O livro é totalmente colorido e impresso em papel couche fosco de alta qualidade. Além dos contos ele traz uma biografia do autor e do tradutor, Érico Assis, bem como um texto especialmente escrito por Neil Gaiman para a quarta capa desta edição. Shaun Tan também é conhecido por usar diversas técnicas artísticas para criar seus desenhos. Numa rápida folheada é possível perceber essa ampla variedade de estilos: pintura, guache, grafite, colagem e outras estão presentes aqui. Vale mencionar o cuidadoso e notável trabalho editorial com tipografia feito no conto “Chuva ao Longe”, que é inteiramente composto por recortes de variados pedaços de papel, cada um com uma fonte diferente.

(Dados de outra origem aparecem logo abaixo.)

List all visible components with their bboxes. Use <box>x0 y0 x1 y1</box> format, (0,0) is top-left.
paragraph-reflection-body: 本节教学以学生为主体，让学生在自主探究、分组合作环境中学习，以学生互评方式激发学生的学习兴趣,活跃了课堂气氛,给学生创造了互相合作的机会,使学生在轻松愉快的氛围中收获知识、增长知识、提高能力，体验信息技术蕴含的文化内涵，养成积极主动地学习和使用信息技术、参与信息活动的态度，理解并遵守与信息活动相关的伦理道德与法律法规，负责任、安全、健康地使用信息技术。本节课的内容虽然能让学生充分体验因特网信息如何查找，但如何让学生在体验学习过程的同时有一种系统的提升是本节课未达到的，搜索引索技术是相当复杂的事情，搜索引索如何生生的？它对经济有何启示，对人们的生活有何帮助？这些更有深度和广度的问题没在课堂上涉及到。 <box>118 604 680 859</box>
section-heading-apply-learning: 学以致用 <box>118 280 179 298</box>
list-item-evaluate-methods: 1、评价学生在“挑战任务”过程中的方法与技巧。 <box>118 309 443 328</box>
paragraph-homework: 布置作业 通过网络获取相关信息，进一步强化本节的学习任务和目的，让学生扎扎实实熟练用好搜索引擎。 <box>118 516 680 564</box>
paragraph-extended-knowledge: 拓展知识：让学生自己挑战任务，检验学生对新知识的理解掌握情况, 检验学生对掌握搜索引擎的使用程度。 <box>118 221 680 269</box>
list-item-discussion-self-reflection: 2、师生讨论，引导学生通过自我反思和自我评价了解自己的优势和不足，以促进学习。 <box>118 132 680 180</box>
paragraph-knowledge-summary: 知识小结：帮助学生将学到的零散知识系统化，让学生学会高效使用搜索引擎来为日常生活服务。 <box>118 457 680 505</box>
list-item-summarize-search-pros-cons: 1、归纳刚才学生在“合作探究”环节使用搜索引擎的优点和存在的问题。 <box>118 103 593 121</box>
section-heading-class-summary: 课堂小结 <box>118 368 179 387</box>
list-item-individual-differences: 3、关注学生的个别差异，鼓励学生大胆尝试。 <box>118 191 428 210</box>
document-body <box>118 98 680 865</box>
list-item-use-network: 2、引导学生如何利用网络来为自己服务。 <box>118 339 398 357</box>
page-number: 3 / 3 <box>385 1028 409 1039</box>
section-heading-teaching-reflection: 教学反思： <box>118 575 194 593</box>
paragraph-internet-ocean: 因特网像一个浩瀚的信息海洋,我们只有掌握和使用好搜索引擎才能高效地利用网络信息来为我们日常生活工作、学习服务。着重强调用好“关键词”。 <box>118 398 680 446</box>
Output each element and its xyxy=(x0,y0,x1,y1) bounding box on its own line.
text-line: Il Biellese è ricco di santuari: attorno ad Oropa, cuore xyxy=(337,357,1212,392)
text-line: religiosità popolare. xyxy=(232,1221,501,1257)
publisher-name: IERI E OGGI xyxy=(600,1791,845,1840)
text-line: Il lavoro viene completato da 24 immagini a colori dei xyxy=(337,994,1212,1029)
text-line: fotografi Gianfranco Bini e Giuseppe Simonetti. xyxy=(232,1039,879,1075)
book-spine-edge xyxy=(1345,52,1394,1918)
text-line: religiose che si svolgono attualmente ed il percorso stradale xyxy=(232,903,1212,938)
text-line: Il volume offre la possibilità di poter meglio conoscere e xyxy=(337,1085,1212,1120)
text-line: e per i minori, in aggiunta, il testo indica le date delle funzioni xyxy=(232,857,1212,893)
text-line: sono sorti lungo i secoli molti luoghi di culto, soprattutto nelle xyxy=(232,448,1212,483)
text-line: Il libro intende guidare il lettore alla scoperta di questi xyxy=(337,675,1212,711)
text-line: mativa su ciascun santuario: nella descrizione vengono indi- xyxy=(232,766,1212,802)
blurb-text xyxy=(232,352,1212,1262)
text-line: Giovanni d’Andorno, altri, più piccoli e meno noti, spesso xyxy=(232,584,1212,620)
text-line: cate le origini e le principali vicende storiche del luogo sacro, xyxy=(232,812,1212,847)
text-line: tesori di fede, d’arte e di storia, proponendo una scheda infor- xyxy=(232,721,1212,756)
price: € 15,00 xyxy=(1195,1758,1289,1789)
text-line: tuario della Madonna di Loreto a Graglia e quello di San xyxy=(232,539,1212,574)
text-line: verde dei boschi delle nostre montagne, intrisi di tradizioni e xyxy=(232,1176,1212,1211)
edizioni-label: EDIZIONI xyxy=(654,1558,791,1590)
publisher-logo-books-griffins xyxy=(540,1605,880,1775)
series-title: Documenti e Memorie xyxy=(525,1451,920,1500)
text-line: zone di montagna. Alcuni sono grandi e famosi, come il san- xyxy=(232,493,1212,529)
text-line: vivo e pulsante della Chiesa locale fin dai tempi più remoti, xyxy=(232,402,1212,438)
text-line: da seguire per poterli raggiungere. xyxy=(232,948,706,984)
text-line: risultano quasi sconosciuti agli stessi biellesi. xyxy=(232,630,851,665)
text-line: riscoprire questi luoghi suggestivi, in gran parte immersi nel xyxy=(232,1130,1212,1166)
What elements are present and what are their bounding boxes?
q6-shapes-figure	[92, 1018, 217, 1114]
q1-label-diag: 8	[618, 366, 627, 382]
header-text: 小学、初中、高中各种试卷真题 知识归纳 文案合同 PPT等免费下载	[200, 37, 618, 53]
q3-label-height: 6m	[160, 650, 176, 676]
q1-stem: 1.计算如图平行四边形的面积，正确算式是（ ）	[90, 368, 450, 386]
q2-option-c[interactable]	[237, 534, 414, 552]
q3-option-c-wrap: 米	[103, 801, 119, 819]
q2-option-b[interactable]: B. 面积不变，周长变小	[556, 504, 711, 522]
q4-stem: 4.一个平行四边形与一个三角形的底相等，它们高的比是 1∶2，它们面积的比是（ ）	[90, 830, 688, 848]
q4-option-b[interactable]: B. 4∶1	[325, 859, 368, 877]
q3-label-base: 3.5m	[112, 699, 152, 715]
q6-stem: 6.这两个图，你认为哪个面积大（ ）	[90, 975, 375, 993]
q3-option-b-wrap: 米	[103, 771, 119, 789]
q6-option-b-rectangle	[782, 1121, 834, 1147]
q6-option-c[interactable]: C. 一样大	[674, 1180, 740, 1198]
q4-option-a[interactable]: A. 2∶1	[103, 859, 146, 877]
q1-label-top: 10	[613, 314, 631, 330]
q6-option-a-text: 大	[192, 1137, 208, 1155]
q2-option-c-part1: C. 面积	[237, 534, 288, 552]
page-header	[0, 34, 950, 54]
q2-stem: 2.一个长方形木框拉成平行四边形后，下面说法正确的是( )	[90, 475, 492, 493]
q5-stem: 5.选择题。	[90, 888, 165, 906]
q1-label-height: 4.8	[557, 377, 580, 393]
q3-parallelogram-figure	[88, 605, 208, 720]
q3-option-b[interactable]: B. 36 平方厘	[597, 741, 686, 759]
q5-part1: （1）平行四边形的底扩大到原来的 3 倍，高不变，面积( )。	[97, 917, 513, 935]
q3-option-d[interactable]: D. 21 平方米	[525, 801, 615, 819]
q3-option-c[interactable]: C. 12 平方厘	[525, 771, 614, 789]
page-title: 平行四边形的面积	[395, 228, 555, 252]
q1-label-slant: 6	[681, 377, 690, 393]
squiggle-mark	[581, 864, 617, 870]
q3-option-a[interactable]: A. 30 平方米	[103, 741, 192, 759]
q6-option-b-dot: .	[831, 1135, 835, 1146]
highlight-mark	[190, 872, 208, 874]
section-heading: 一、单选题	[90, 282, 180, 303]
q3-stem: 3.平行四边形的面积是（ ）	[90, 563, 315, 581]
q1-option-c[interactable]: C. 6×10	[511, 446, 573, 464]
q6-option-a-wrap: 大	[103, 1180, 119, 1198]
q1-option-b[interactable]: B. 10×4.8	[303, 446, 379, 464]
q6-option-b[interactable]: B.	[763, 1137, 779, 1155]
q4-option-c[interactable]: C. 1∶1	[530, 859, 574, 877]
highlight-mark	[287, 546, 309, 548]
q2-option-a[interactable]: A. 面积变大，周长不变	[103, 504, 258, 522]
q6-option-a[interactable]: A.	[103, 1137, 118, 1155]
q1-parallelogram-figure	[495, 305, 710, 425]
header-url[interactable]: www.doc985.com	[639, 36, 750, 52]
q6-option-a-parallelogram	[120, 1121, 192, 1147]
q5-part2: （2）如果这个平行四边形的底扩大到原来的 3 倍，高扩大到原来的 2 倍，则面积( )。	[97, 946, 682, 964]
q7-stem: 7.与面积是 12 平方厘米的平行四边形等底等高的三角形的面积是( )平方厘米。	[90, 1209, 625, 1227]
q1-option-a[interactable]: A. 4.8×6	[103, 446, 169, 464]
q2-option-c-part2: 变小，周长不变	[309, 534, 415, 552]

Ao fim da leitura sobra a agradável sensação de ter saído do mundo por alguns breves minutos e de ter visitado esses tais lugares distantes, acessíveis apenas através de texto, imagens e imaginação. Cada conto traz uma linguagem e mensagens bem próprias e vai imprimir no leitor uma experiência única ao seu fim. Talvez seja necessária uma certa predisposição para o deslumbramento e que o leitor se deixe sensibilizar e se inquietar com a leitura, que acaba pedindo por reflexão e um olhar para além daquilo que é visível. Há muito em suas páginas, metáforas, grafismos e narrativas, mas ainda assim tudo isso precisa que você vá e encontre por si mesmo algumas respostas, crie suas próprias conclusões e complemente as histórias com sua própria experiência e percepção de mundo, tanto através dos sentidos quanto da sua própria subjetividade. Quaisquer que sejam suas escolhas, a certeza é de que a viagem aos lugares distantes através dos contos e ilustrações de Shaun Tan será recompensadora!